太后回复说:“我反复考虑,是希望能两全其美(国家没有滥施恩德,外戚也能平安落地),我岂能为了自己求谦让之名,而让皇帝承担不施恩于外戚的嫌疑呢?当初窦太后要封王皇后的哥哥,丞相周亚夫说:‘高祖有约,无军功不封侯。’如今马氏无功于国,岂能与阴氏、郭氏这样中兴之后相比呢!你看那富贵之家,禄位重叠,就像一年中两次结果的树木,一定会伤及它的根本。况且,人们之所以想封侯,不就是为了上奉祭祀,下求温饱而已。如今祭祀有太官赏赐,衣食有宫中供应,这还不够吗?一定要再加上一个县的采邑吗?我计议已定,不要再怀疑了!
“至孝之行,安亲为上,如今数遭变异,谷价上涨数倍,我忧惶昼夜,坐卧不安,我一向刚急,胸中有气,不可不顺。儿子没有成年,一切由父母做主。成年之后,可以按自己意志行事。皇帝你是天下之君,因为你还没有过三年服丧期限,又涉及我的娘家,所以我才专断此事。如果阴阳调和,边境清静,那时候再按你的意思去办不迟。我也就抱着孙儿享福,不再过问政事了。”
皇上于是停止了这一打算。
马太后曾经下诏三辅:马家及马家亲戚,如果有请托郡县办事,扰乱吏治的,先绳之以法,然后奏闻。太夫人起坟稍高了一点,太后表示不满,太后兄马廖即刻减削。亲戚中有谦素义行的,则温言鼓励,赏以财位;如果有过失,则先加之以严厉之色,然后加以谴责。那些衣服车马特别豪华,不守法度的,就在外族宗籍里开除他们的名字,遣归田里。
广平王刘羡、巨鹿王刘恭、乐成王刘党(三位都是明帝的儿子),车骑朴素,没有金银之饰。皇帝向太后汇报了此事,太后立即赏赐他们每人五百万钱。于是内外从化,被服如一。诸家惶恐谨慎,比永平年间更甚。又在濯龙园养蚕,设置织室,太后多次前往观视,以为娱乐。太后经常与皇帝一起,从早到晚,谈论政事,并教导小皇子们《论语》等经书,叙述平生往事,终日雍和融洽。
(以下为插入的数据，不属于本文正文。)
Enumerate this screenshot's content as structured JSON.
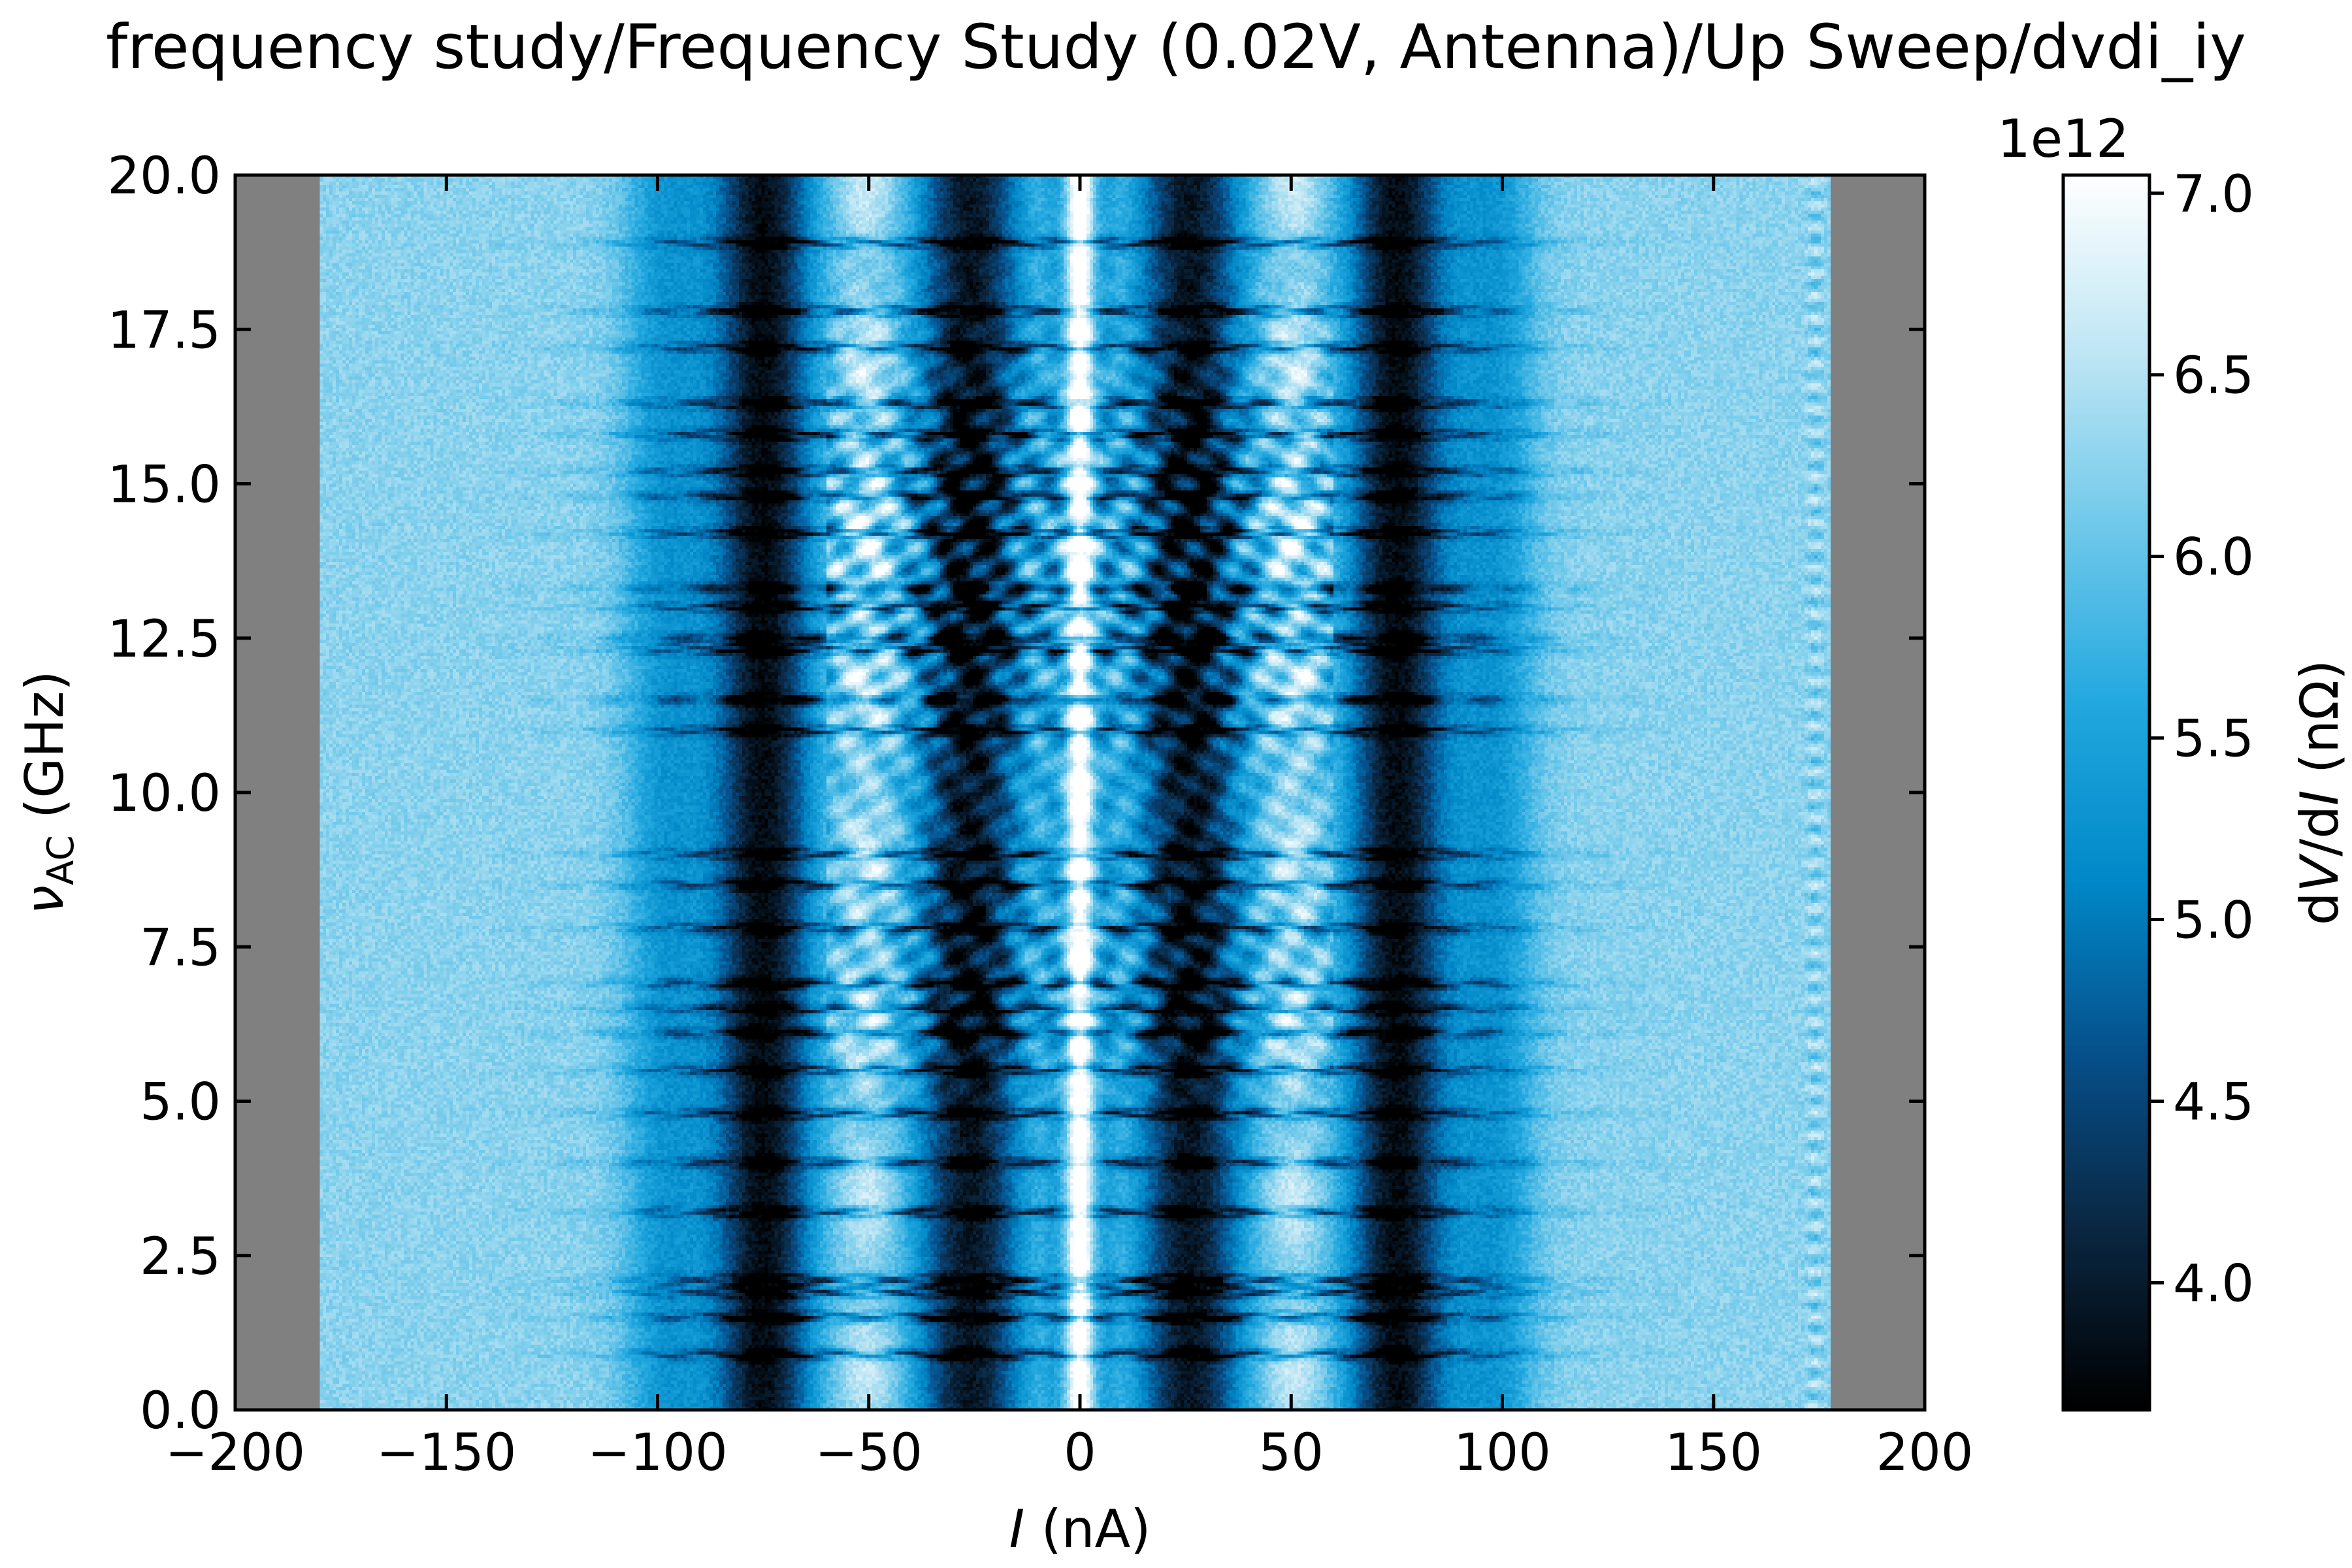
{
  "title": "frequency study/Frequency Study (0.02V, Antenna)/Up Sweep/dvdi_iy",
  "chart_data": {
    "type": "heatmap",
    "title": "frequency study/Frequency Study (0.02V, Antenna)/Up Sweep/dvdi_iy",
    "xlabel": {
      "italic": "I",
      "rest": " (nA)"
    },
    "ylabel": {
      "symbol": "ν",
      "subscript": "AC",
      "rest": " (GHz)"
    },
    "xlim": [
      -200,
      200
    ],
    "ylim": [
      0,
      20
    ],
    "x_ticks": [
      -200,
      -150,
      -100,
      -50,
      0,
      50,
      100,
      150,
      200
    ],
    "x_tick_labels": [
      "−200",
      "−150",
      "−100",
      "−50",
      "0",
      "50",
      "100",
      "150",
      "200"
    ],
    "y_ticks": [
      0,
      2.5,
      5,
      7.5,
      10,
      12.5,
      15,
      17.5,
      20
    ],
    "y_tick_labels": [
      "0.0",
      "2.5",
      "5.0",
      "7.5",
      "10.0",
      "12.5",
      "15.0",
      "17.5",
      "20.0"
    ],
    "data_x_range": [
      -180,
      178
    ],
    "missing_data_color": "#808080",
    "colorbar": {
      "label_parts": [
        "d",
        "V",
        "/d",
        "I",
        " (nΩ)"
      ],
      "offset_label": "1e12",
      "range": [
        3.65,
        7.05
      ],
      "ticks": [
        4.0,
        4.5,
        5.0,
        5.5,
        6.0,
        6.5,
        7.0
      ],
      "tick_labels": [
        "4.0",
        "4.5",
        "5.0",
        "5.5",
        "6.0",
        "6.5",
        "7.0"
      ],
      "colormap": "blue-to-white",
      "colormap_stops": [
        "#000000",
        "#0a2640",
        "#064f8a",
        "#0088c8",
        "#22a8df",
        "#6fc8ea",
        "#bfe6f4",
        "#ffffff"
      ]
    },
    "background_level": 6.25,
    "features": {
      "dark_bands_nA": [
        -75,
        75,
        -28,
        28
      ],
      "dark_band_level": 3.8,
      "white_center_nA": 0,
      "resonance_lines_GHz": [
        0.9,
        1.5,
        1.9,
        2.1,
        3.2,
        4.0,
        4.8,
        5.5,
        6.1,
        6.5,
        6.9,
        7.8,
        8.5,
        9.0,
        11.0,
        11.5,
        12.3,
        12.5,
        13.0,
        13.3,
        14.2,
        14.8,
        15.2,
        15.8,
        16.3,
        17.2,
        17.8,
        18.9
      ]
    }
  }
}
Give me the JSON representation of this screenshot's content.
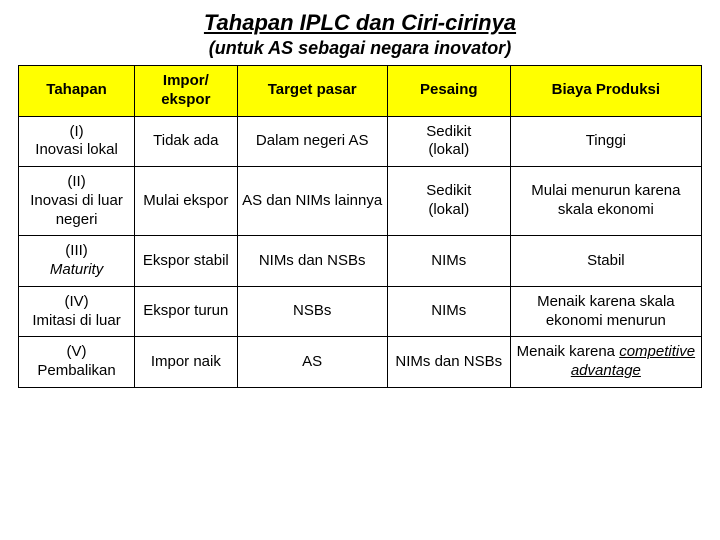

马廖也始终忧虑美好的事情不能善始善终,上书给太后,劝勉德政,说:“当初元帝撤销三服官(皇家制衣厂),成帝穿着洗过的衣服,哀帝撤销乐府,但是,奢侈靡费,还是不能停息,以致衰乱。为什么呢?因为百姓从行不从言,不是你说什么,他们就做什么,而是你怎么做,他们就跟着怎么做。要改政移风,一定要抓住根本。古书上说:‘吴王好剑客,百姓多剑伤。楚王好细腰,宫中皆饿死。’长安谚语说:‘城里喜爱高发髻,四方发髻都高一尺。城中喜欢粗眉毛,四方眉毛占半个额头。城中喜欢大袖子,四方衣袖用掉整匹布。’这些话,听起来像是戏言,实际上却有事实依据。前些时候颁行制度没多久,就开始有人违背,虽然或许有官吏执法不严的原因,实际上还是因为京师自己先懈怠了。如今陛下一向安于俭朴,发自您圣明的天性,假如能坚持到底,贯彻始终,则四海诵德,声熏天地,神明可通,更何况是执行法令呢?”太后全部采纳了马廖的意见。